Britain today displays many of the features associated with civilisations in a state of terminal decline. The imperial family is not respected as once it was, too many have brought on it shame and ridicule. Few pay any attention to organised religion, other than ‘subversive’ faiths from the farther reaches of the empire. The political elite is distrusted as never before, perceived by the masses to be liars interested only in lining their own pockets. The money-lenders are crooks and the merchant class avoids paying taxes. With the result that the gulf between rich and poor grows year on year. The capital still prospers while provincial cities decline, and one of the more important provinces threatens to break away altogether. The masses grow restless and look to new leaders, back-slapping populists who can be found in the taverns and the wine shops. These are clearly dangerous times for the established order, so it must pretend to listen to the masses, promise to be strong against the foreigner, provide bread and circuses, while recalling the days of glory and urging the restless masses to be more like their unquestioningly loyal fathers.
That paragraph could have been about the decline and fall of imperial Rome (or France just before its Revolution) but I am of course writing about modern Britain, and I didn’t need to make up anything. As we know, things turned out badly for Rome and they’ll turn out badly for Britain’s discredited elite. The Britain I grew up in is disappearing before my eyes, and as with Rome, the collapse is not due to the barbarians at the gates (or indeed within the walls), it is due entirely to a corrupted, self-serving elite having become divorced from, and contemptuous of, the great majority of the population (though there’s some irony in the Daily Mail reminding us of this). This situation can persist only until enough of the ruled realise the true nature of those ruling them. We have almost reached that point.

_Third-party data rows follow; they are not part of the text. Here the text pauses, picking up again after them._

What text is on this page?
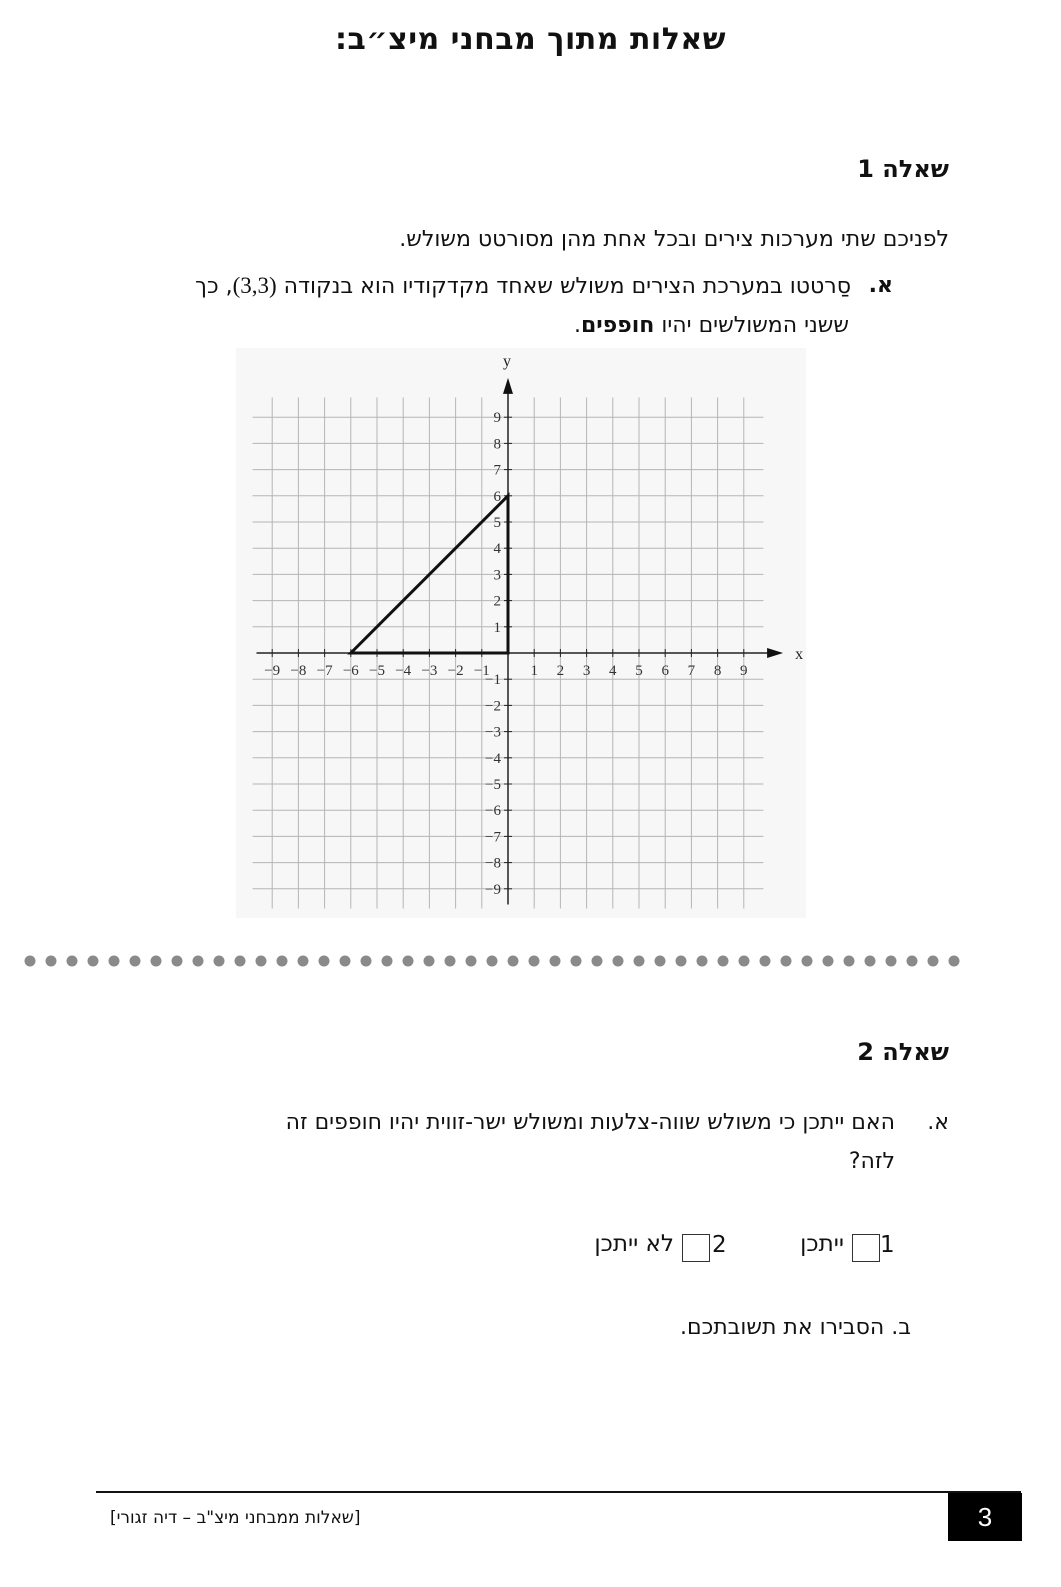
שאלות מתוך מבחני מיצ״ב:
שאלה 1
לפניכם שתי מערכות צירים ובכל אחת מהן מסורטט משולש.
א.
סַרטטו במערכת הצירים משולש שאחד מקדקודיו הוא בנקודה (3,3), כך
ששני המשולשים יהיו חופפים.
x
y
−9 −8 −7 −6 −5 −4 −3 −2 −1	1 2 3 4 5 6 7 8 9
−9
−8
−7
−6
−5
−4
−3
−2
−1
1
2
3
4
5
6
7
8
9
שאלה 2
א.
האם ייתכן כי משולש שווה-צלעות ומשולש ישר-זווית יהיו חופפים זה
לזה?
1
ייתכן
2
לא ייתכן
ב. הסבירו את תשובתכם.
[שאלות ממבחני מיצ"ב – דיה זגורי]	3
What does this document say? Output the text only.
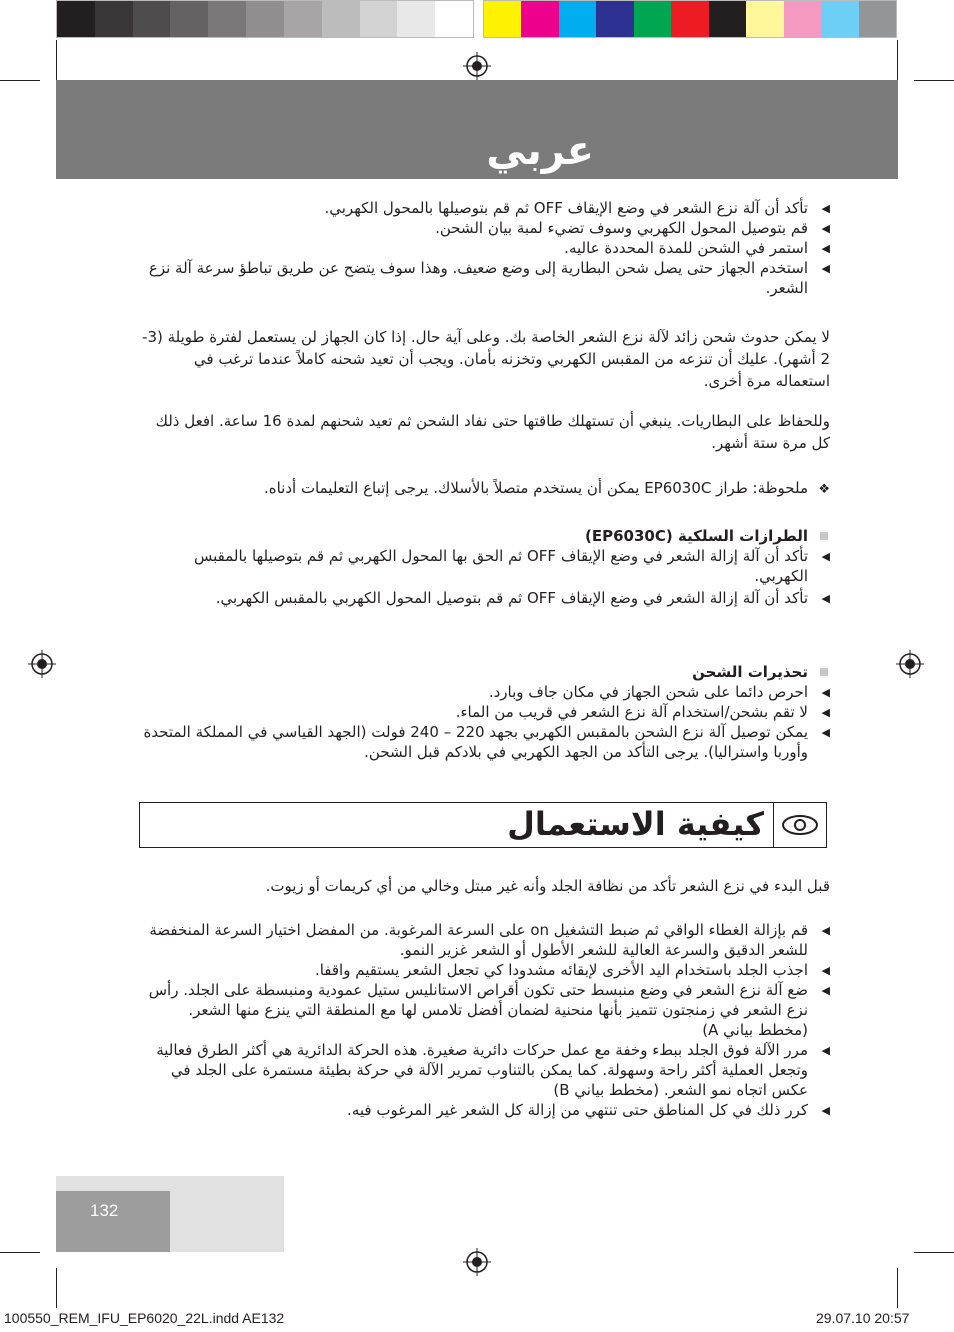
عربي
◀ تأكد أن آلة نزع الشعر في وضع الإيقاف OFF ثم قم بتوصيلها بالمحول الكهربي.
◀ قم بتوصيل المحول الكهربي وسوف تضيء لمبة بيان الشحن.
◀ استمر في الشحن للمدة المحددة عاليه.
◀ استخدم الجهاز حتى يصل شحن البطارية إلى وضع ضعيف. وهذا سوف يتضح عن طريق تباطؤ سرعة آلة نزع الشعر.
لا يمكن حدوث شحن زائد لآلة نزع الشعر الخاصة بك. وعلى آية حال. إذا كان الجهاز لن يستعمل لفترة طويلة (3-2 أشهر). عليك أن تنزعه من المقبس الكهربي وتخزنه بأمان. ويجب أن تعيد شحنه كاملاً عندما ترغب في استعماله مرة أخرى.
وللحفاظ على البطاريات. ينبغي أن تستهلك طاقتها حتى نفاد الشحن ثم تعيد شحنهم لمدة 16 ساعة. افعل ذلك كل مرة ستة أشهر.
❖
ملحوظة: طراز EP6030C يمكن أن يستخدم متصلاً بالأسلاك. يرجى إتباع التعليمات أدناه.
الطرازات السلكية (EP6030C)
◀ تأكد أن آلة إزالة الشعر في وضع الإيقاف OFF ثم الحق بها المحول الكهربي ثم قم بتوصيلها بالمقبس الكهربي.
◀ تأكد أن آلة إزالة الشعر في وضع الإيقاف OFF ثم قم بتوصيل المحول الكهربي بالمقبس الكهربي.
تحذيرات الشحن
◀ احرص دائما على شحن الجهاز في مكان جاف وبارد.
◀ لا تقم بشحن/استخدام آلة نزع الشعر في قريب من الماء.
◀ يمكن توصيل آلة نزع الشحن بالمقبس الكهربي بجهد 220 – 240 فولت (الجهد القياسي في المملكة المتحدة وأوربا واستراليا). يرجى التأكد من الجهد الكهربي في بلادكم قبل الشحن.
كيفية الاستعمال
قبل البدء في نزع الشعر تأكد من نظافة الجلد وأنه غير مبتل وخالي من أي كريمات أو زيوت.
◀ قم بإزالة الغطاء الواقي ثم ضبط التشغيل on على السرعة المرغوبة. من المفضل اختيار السرعة المنخفضة للشعر الدقيق والسرعة العالية للشعر الأطول أو الشعر غزير النمو.
◀ اجذب الجلد باستخدام اليد الأخرى لإبقائه مشدودا كي تجعل الشعر يستقيم واقفا.
◀ ضع آلة نزع الشعر في وضع منبسط حتى تكون أقراص الاستانليس ستيل عمودية ومنبسطة على الجلد. رأس نزع الشعر في زمنجتون تتميز بأنها منحنية لضمان أفضل تلامس لها مع المنطقة التي ينزع منها الشعر. (مخطط بياني A)
◀ مرر الآلة فوق الجلد ببطء وخفة مع عمل حركات دائرية صغيرة. هذه الحركة الدائرية هي أكثر الطرق فعالية وتجعل العملية أكثر راحة وسهولة. كما يمكن بالتناوب تمرير الآلة في حركة بطيئة مستمرة على الجلد في عكس اتجاه نمو الشعر. (مخطط بياني B)
◀ كرر ذلك في كل المناطق حتى تنتهي من إزالة كل الشعر غير المرغوب فيه.
132
100550_REM_IFU_EP6020_22L.indd AE132	29.07.10 20:57
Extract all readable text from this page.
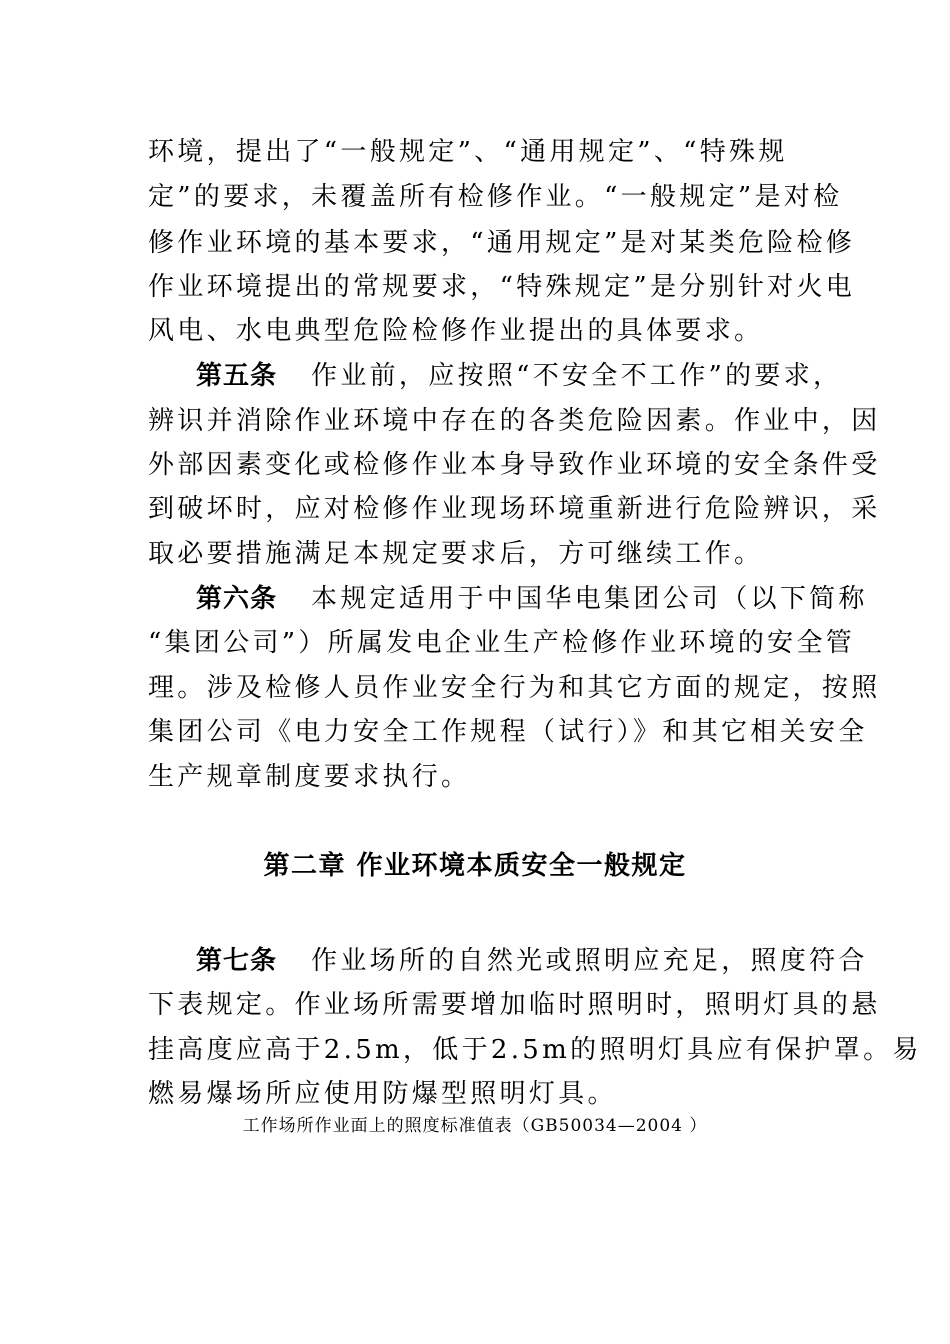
环境，提出了“一般规定”、“通用规定”、“特殊规
定”的要求，未覆盖所有检修作业。“一般规定”是对检
修作业环境的基本要求，“通用规定”是对某类危险检修
作业环境提出的常规要求，“特殊规定”是分别针对火电
风电、水电典型危险检修作业提出的具体要求。
第五条 作业前，应按照“不安全不工作”的要求，
辨识并消除作业环境中存在的各类危险因素。作业中，因
外部因素变化或检修作业本身导致作业环境的安全条件受
到破坏时，应对检修作业现场环境重新进行危险辨识，采
取必要措施满足本规定要求后，方可继续工作。
第六条 本规定适用于中国华电集团公司（以下简称
“集团公司”）所属发电企业生产检修作业环境的安全管
理。涉及检修人员作业安全行为和其它方面的规定，按照
集团公司《电力安全工作规程（试行）》和其它相关安全
生产规章制度要求执行。
第二章 作业环境本质安全一般规定
第七条 作业场所的自然光或照明应充足，照度符合
下表规定。作业场所需要增加临时照明时，照明灯具的悬
挂高度应高于2.5m，低于2.5m的照明灯具应有保护罩。易
燃易爆场所应使用防爆型照明灯具。
工作场所作业面上的照度标准值表（GB50034—2004 ）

The more one looks at modern, shyster-run Britain, with its never-ending scandals that must result in splurges of ever more contrived and unconvincing calls to patriotism, the more we should appreciate Dr. Johnson’s prescience in making the constantly re-forged link between patriotism and scoundrels.
And what of Wales? There will be those who argue that everything is fine, relax! chill out! while others will tell us we can all be rich and happy by replacing the incumbent shysters with a different crew of shysters. Of course we can. Others may pretend that devolution will save us. Well, we’ve had fifteen years of devolution and unless you’re a property developer in Cardiff or a Third Sector grant-grabber then you haven’t seen any benefits. Next year could give us a coalition government with the Tories linking up with the friendly face of fascism. Isn’t that something to look forward to? Wake up, the only hope for Wales is to start disentangling itself from the disaster unfolding before our eyes. That disaster is England.
I would readily honour the memory of those who lost their lives in combat if doing so hadn’t become politicised by those for whom I have no respect. Perhaps Wales should have a different poppy, one to honour the dead without being associated with those seeking to exploit the dead.